HOS changes promote flexibility without hindering safety, agency says

January 19, 2022

Mark Schremmer


Defending its recent changes to the hours-of-service rules, the Federal Motor Carrier Safety Administration contends that the modifications promote flexibility for drivers without compromising health or safety.

On Tuesday, Jan. 18, FMCSA filed its response brief with the U.S. Court of Appeals for the District of Columbia regarding a lawsuit filed by the International Brotherhood of Teamsters and several safety groups. The lawsuit says FMCSA’s rule changes weakened the hours-of-service regulations and will negatively affect highway safety.

“The incremental changes to the hours-of-service rules challenged here reflect FMCSA’s weighting of scientific evidence and its careful consideration of the potential impacts on driver health and safety,” the agency wrote in its respondent brief. “The current rule does not alter the length of time a driver may drive, and it generally requires a 30-minute break after eight hours of driving.”

FMCSA’s hours-of-service rule changes went into effect in September 2020. The lawsuit was filed shortly before then but was placed in abeyance early in 2021 so a new administration could become familiar with the case. The case resumed in October. Petitioners in the lawsuit are the Teamsters, Advocates for Highway and Auto Safety, the Citizens for Reliable and Safe Highways, and Parents Against Tired Truckers.

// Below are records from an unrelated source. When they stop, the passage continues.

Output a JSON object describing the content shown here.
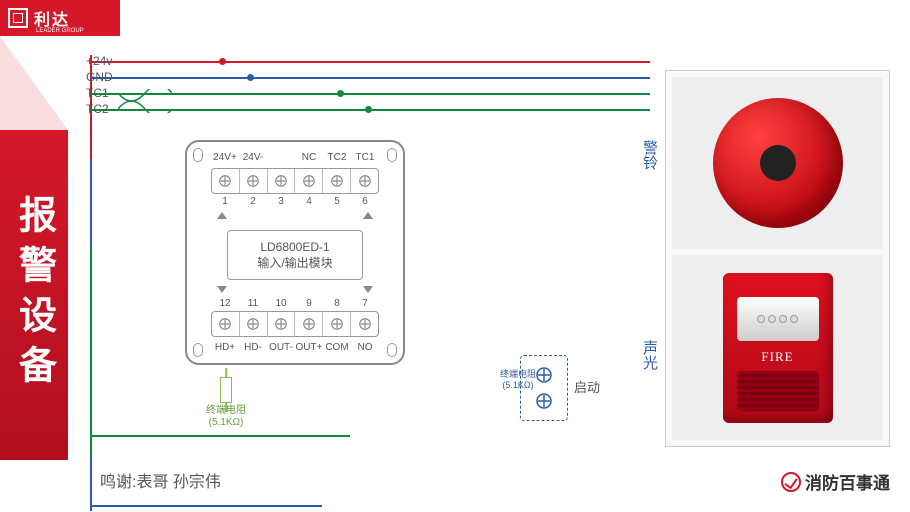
{
  "brand": {
    "name": "利达",
    "sub": "LEADER GROUP"
  },
  "vtitle": "报警设备",
  "credit": "鸣谢:表哥  孙宗伟",
  "footer_brand": "消防百事通",
  "photo_labels": {
    "bell": "警铃",
    "strobe": "声光"
  },
  "strobe_text": "FIRE",
  "bus": {
    "lines": [
      {
        "label": "+24v",
        "color": "#d4182a",
        "y": 0
      },
      {
        "label": "GND",
        "color": "#2a5da8",
        "y": 16
      },
      {
        "label": "TC1",
        "color": "#0a8a3a",
        "y": 32
      },
      {
        "label": "TC2",
        "color": "#0a8a3a",
        "y": 48
      }
    ]
  },
  "module": {
    "model": "LD6800ED-1",
    "subtitle": "输入/输出模块",
    "top_labels": [
      "24V+",
      "24V-",
      "",
      "NC",
      "TC2",
      "TC1"
    ],
    "top_nums": [
      "1",
      "2",
      "3",
      "4",
      "5",
      "6"
    ],
    "bot_nums": [
      "12",
      "11",
      "10",
      "9",
      "8",
      "7"
    ],
    "bot_labels": [
      "HD+",
      "HD-",
      "OUT-",
      "OUT+",
      "COM",
      "NO"
    ]
  },
  "resistors": {
    "r1": "终端电阻\n(5.1KΩ)",
    "r2": "终端电阻\n(5.1KΩ)"
  },
  "start": "启动",
  "colors": {
    "red": "#d4182a",
    "blue": "#2a5da8",
    "green": "#0a8a3a",
    "lgreen": "#8aba5a"
  }
}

The Owner-Operator Independent Drivers Association supports the rule changes and is serving as an intervenor in the lawsuit.

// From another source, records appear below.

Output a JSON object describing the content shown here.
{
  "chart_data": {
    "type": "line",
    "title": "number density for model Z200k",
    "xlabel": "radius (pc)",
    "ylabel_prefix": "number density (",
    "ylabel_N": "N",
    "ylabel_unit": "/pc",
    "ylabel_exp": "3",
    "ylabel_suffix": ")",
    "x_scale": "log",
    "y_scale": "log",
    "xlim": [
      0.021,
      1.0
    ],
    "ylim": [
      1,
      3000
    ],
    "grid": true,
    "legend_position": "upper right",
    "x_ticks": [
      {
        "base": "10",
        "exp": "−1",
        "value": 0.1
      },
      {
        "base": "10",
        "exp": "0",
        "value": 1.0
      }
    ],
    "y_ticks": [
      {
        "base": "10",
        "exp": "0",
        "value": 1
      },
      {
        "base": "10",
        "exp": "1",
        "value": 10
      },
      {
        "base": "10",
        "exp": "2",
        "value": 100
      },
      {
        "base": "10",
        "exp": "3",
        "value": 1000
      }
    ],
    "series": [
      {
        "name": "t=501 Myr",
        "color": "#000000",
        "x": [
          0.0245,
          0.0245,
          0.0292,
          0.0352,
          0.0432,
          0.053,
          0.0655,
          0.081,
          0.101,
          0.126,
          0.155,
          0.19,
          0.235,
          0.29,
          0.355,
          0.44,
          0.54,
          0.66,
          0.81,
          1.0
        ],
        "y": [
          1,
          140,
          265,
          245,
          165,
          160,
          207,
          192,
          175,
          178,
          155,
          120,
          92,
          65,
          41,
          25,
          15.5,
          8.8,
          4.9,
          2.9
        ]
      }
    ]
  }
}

The agency’s final rule made four major changes to the hours of service.

  • The on-duty limits for short-haul operations increased from 12 to 14 hours and from 100 air-miles to 150.
  • The adverse driving provision extended the driving window two hours if the driver encounters adverse driving conditions. In the final rule, the definition of “adverse driving” was modified so that the exception may be applied based on the driver’s (and the dispatcher’s) knowledge of the conditions after being dispatched.
  • In addition to splits of 10/0 and 8/2, drivers are allowed a split-sleeper option of 7/3. Also, the qualifying period doesn’t count against the 14-hour window.
  • The 30-minute break provision was modified to require the break after eight hours of driving time (instead of on-duty time) and allows an on-duty/not driving period to qualify as the required break.

The lawsuit specifically targets the provisions involving short-haul operations and the 30-minute break requirement. The petitioners said the changes to the short-haul limits did not account for the risks of driving later in the workday and failed to adequately respond to a study showing that driving under the short-haul exemption increases crash risk by 383%. In addition, the Teamsters and the safety groups argue that the changes to the break requirement ignored the effect on the safety of cumulative fatigue.

FMCSA said that the petitioners have failed to establish standing, saying the groups haven’t even attempted to specifically identify members who have suffered harm from the rule changes.

The agency also points out that its move toward the rule changes lasted more than two years. The agency issued an advance notice of proposed rulemaking in August 2018. FMCSA conducted several listening sessions and received more than 8,000 comments from the public before releasing the final rule.

“Even if petitioners had established standing to challenge the final rule, FMCSA’s exercise of its expertise and discretion to modify existing hours-of-service rules was appropriate and reasonable, and the petition for review should be denied,” FMCSA wrote.